A recursive formula can be created to derive the optimal strategy. Let $w_{t,s}$ denote the probability of winning given that you are on turn $t$ and you have score $s$, and let $c_{t,s}$ denote the number of coins that you should choose on turn $t$ to maximise this probability. Given that

you are on turn $t$,
you have score $s$,
you choose to flip the optimum number of coins $c$ on your next flip,
and you continue to play optimally afterwards,

then$$w_{t,s}=\sum_{k=0}^{c}\mathbb{P}(k\mathrm{\ heads})w_{t+1,s+2k-c},$$where the number of heads is a binomial random variable with parameters $c,\frac{1}{2}$. This leads to recursive formulas$$w_{t,s} = \max_{c\in\left\{ 0,\dots,10\right\} }\left\{ \sum_{k=0}^{c}\binom{c}{k}\left(\frac{1}{2}\right)^{k}\left(\frac{1}{2}\right)^{c-k}w_{t+1,s+2k-c}\right\} ,$$$$c_{t,s} = \operatorname*{argmax}_{c\in\left\{ 0,\dots,10\right\} }\left\{ \sum_{k=0}^{c}\binom{c}{k}\left(\frac{1}{2}\right)^{k}\left(\frac{1}{2}\right)^{c-k}w_{t+1,s+2k-c}\right\} ,$$with boundary conditions$$w_{11,s}=\begin{cases}
1 & \mathrm{if\ }s>5,\\
\frac{1}{2} & \mathrm{if\ }s=5,\\
0 & \mathrm{if\ }s<5,
\end{cases}$$so 1 point is given for a win, $\frac{1}{2}$ a point is given for a draw and 0 points are given for a loss. This can be solved computationally, and the results are shown below (click to enlarge).

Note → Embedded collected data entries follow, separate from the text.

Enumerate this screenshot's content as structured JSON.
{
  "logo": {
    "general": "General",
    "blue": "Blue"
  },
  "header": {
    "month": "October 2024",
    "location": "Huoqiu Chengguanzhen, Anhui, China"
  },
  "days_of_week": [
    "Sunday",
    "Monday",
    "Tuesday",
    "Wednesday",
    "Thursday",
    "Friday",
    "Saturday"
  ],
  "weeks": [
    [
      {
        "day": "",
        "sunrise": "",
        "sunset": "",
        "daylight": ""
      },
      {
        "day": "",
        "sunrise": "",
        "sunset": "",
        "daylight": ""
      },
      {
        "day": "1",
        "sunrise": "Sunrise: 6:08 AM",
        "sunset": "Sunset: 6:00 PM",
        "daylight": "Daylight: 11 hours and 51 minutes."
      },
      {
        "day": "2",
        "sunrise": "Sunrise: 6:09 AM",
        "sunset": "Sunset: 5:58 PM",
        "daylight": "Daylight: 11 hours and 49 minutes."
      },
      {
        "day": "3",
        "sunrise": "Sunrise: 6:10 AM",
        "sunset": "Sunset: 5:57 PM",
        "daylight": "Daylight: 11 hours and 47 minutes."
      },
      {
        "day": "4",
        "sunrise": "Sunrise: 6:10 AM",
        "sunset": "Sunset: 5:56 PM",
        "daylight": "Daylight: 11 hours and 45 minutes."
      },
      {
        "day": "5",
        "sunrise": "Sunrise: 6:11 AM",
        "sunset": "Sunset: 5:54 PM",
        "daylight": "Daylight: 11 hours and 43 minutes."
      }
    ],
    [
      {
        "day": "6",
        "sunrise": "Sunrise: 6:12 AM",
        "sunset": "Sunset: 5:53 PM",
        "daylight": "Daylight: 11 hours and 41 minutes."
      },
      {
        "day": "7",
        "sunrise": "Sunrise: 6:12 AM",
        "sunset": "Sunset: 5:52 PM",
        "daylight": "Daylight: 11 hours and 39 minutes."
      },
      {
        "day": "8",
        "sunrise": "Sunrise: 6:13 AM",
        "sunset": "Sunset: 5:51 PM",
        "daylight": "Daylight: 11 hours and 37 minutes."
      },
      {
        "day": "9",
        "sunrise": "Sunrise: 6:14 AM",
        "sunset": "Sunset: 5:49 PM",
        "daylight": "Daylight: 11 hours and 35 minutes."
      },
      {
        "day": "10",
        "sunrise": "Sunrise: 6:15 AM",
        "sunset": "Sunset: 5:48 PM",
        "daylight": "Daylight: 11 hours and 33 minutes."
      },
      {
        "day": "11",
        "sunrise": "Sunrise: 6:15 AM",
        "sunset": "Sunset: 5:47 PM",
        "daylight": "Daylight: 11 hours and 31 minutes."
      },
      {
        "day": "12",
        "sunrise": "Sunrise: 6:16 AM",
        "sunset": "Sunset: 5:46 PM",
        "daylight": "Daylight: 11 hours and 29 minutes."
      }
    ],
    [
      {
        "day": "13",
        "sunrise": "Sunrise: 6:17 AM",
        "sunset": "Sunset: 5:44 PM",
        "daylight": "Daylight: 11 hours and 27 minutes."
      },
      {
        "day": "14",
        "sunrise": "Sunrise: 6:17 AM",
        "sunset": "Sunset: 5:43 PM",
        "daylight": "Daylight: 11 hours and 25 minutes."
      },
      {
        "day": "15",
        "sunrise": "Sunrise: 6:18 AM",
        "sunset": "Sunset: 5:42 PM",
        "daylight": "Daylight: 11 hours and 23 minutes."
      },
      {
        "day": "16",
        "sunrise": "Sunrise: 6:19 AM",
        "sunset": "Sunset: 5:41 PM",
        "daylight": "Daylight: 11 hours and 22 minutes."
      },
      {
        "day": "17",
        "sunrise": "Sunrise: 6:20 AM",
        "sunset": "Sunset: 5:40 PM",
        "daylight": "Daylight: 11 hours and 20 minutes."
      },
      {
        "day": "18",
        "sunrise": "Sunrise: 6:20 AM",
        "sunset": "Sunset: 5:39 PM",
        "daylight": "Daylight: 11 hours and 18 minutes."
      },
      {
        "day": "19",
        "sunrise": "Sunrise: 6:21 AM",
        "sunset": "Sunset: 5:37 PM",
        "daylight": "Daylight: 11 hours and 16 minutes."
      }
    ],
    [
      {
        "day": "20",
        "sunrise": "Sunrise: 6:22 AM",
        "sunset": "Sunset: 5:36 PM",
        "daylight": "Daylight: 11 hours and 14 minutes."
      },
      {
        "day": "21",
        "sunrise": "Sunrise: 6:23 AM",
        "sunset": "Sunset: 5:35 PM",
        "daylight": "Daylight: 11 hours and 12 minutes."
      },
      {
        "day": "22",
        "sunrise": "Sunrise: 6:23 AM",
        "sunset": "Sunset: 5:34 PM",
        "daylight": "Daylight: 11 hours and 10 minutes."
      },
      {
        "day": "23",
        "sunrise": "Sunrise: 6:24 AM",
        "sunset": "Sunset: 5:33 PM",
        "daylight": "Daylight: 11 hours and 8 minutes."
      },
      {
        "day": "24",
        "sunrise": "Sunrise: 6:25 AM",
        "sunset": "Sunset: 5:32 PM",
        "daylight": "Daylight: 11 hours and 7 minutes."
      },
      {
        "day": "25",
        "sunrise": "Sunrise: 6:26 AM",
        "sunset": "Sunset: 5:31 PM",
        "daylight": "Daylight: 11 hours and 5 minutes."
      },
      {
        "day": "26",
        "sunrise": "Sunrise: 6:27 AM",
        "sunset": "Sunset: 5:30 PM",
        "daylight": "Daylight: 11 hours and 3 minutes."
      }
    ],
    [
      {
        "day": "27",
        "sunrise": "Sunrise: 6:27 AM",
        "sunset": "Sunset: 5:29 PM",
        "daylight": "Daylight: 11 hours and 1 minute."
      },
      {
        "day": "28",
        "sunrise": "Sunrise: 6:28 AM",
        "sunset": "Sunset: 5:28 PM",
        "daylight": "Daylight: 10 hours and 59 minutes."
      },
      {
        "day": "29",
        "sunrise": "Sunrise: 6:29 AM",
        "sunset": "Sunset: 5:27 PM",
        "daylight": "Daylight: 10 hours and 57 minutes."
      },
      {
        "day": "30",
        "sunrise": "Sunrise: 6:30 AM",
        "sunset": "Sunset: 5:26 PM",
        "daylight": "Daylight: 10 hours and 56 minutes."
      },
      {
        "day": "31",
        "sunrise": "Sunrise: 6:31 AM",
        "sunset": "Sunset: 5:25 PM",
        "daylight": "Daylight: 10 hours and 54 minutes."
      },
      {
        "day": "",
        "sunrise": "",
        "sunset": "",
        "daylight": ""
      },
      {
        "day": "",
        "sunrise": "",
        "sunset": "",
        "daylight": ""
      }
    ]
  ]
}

Heatmaps showing: (left) the optimal number of coins to use given the turn number and the current score; and (right) the probability of winning, assuming that you play optimally, given the turn number and the current score. The opponent’s score is shown as a white line. Grey squares represent points that are unreachable or where winning is impossible.

Distribution of the final scores following the optimal strategy. The expectation of this distribution is 0.

Of course, once your score reaches 6 or higher, you should choose to flip no coins. And if your score is lower than your opponent’s then the best strategy is to gamble heavily. The distribution of the scores obtained in $10^{5}$ simulations of optimally-played games is shown to the right. By coincidence the optimal number of coins in any path taken is even, and so the final score is always an even number (whenever the number of flipped coins $c$ is even then the change in score, $2k-c$, must also be even). The expectation of this distribution must be 0 because the expected value of every coin flip is 0.

When you play optimally you stand a good chance of either winning a narrow victory or losing badly. If you decide beforehand to flip all 100 available coins in the game then your probability of winning is 0.31, but if you play optimally then the probability of winning in this game is 0.51, so the game is actually better than fair.